Campaigners have accused regional transport bosses of using technology to exclude elderly people from using bus services.
It follows recent changes from West Yorkshire Combined Authority (WYCA), to move more of its services online.
But an elderly people’s support group based in Otley claims it has had more than 100 requests for assistance from elderly people who are unable to use online services.
Sarah McNab, outreach and development worker at Otley Action for Elderly People said: “We have had a lot of requests for bus pass renewals – at one point we were getting about 10 a week.
“They used to be able to apply by post but they changed this to an online form. We are talking about people in their 80s and 90s – some of them have never even used a computer.
“Their other option is to get a bus into Leeds. This is too far for them and a lot of them won’t know where they are going when they get there – it may as well be the other side of the world.”
She said the service has had calls from elderly people living in neighbouring areas such as Yeadon and Menston asking for help filling in online forms.
“They have not got the equipment,” Sarah added. “It feels like they are trying to deter people from renewing their bus pass. It’s like they don’t want them to use the bus.
“There are people who rely on buses. A lot of people give up driving in their late 70s – so this is taking away their independence as they are making it more difficult to access.
“There should be a dual option for the elderly not to have to use online services – it’s like they are assuming people are online and many of them are not.”

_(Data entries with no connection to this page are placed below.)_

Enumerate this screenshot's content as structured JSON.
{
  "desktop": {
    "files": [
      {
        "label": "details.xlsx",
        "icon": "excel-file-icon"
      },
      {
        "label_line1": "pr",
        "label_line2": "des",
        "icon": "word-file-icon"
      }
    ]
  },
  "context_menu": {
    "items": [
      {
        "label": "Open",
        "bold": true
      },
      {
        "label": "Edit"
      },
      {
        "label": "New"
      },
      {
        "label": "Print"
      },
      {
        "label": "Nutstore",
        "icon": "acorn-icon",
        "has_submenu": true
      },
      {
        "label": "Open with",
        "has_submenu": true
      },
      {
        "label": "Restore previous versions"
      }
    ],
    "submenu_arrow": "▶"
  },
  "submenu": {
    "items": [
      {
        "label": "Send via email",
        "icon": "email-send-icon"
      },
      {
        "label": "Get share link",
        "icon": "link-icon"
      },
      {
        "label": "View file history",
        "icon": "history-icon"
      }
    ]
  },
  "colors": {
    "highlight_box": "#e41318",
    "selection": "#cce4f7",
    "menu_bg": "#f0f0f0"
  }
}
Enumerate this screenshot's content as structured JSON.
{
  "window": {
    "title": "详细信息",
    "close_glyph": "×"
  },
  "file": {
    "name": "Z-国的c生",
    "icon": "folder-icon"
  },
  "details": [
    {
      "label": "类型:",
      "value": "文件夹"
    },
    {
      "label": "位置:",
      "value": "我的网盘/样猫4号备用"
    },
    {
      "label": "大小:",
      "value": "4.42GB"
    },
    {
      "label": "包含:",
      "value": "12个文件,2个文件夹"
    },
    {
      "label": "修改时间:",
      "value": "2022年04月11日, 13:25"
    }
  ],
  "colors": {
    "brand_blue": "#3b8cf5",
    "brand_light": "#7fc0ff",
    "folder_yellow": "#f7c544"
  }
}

Transport enthusiast Paul Kirby added that WYCA’s new “digital first” bus information strategy was phasing out the printing of paper timetables, moving much of the information online, and making it difficult for many elderly people to access the information.
A WYCA spokesperson said: “With 650,000 West Yorkshire bus timetables being downloaded each month, our Metro website delivering two and a half million pages of travel information every month and 4.6 million monthly uses of our real-time bus information service. This new bus information strategy responds to the way people are accessing travel information, which is digital first.
“However the strategy acknowledges that there are some people who still want information on paper. It recommends gradually withdrawing expenditure of public funds on the mass printing of timetables, many of which can go unused, but ensuring printed information can be provided on-demand.
“The new bus information strategy does not cover the application processes for senior passes that have been used by West Yorkshire’s 400,000 pass-holders, which remain unchanged.
“People can apply for and renew senior passes that give them free-off-peak bus travel via www.wymetro.com or at Bus Station Travel Centres and we do encourage people who have senior friends and relatives to help them out or go through the simple application process on their behalf.”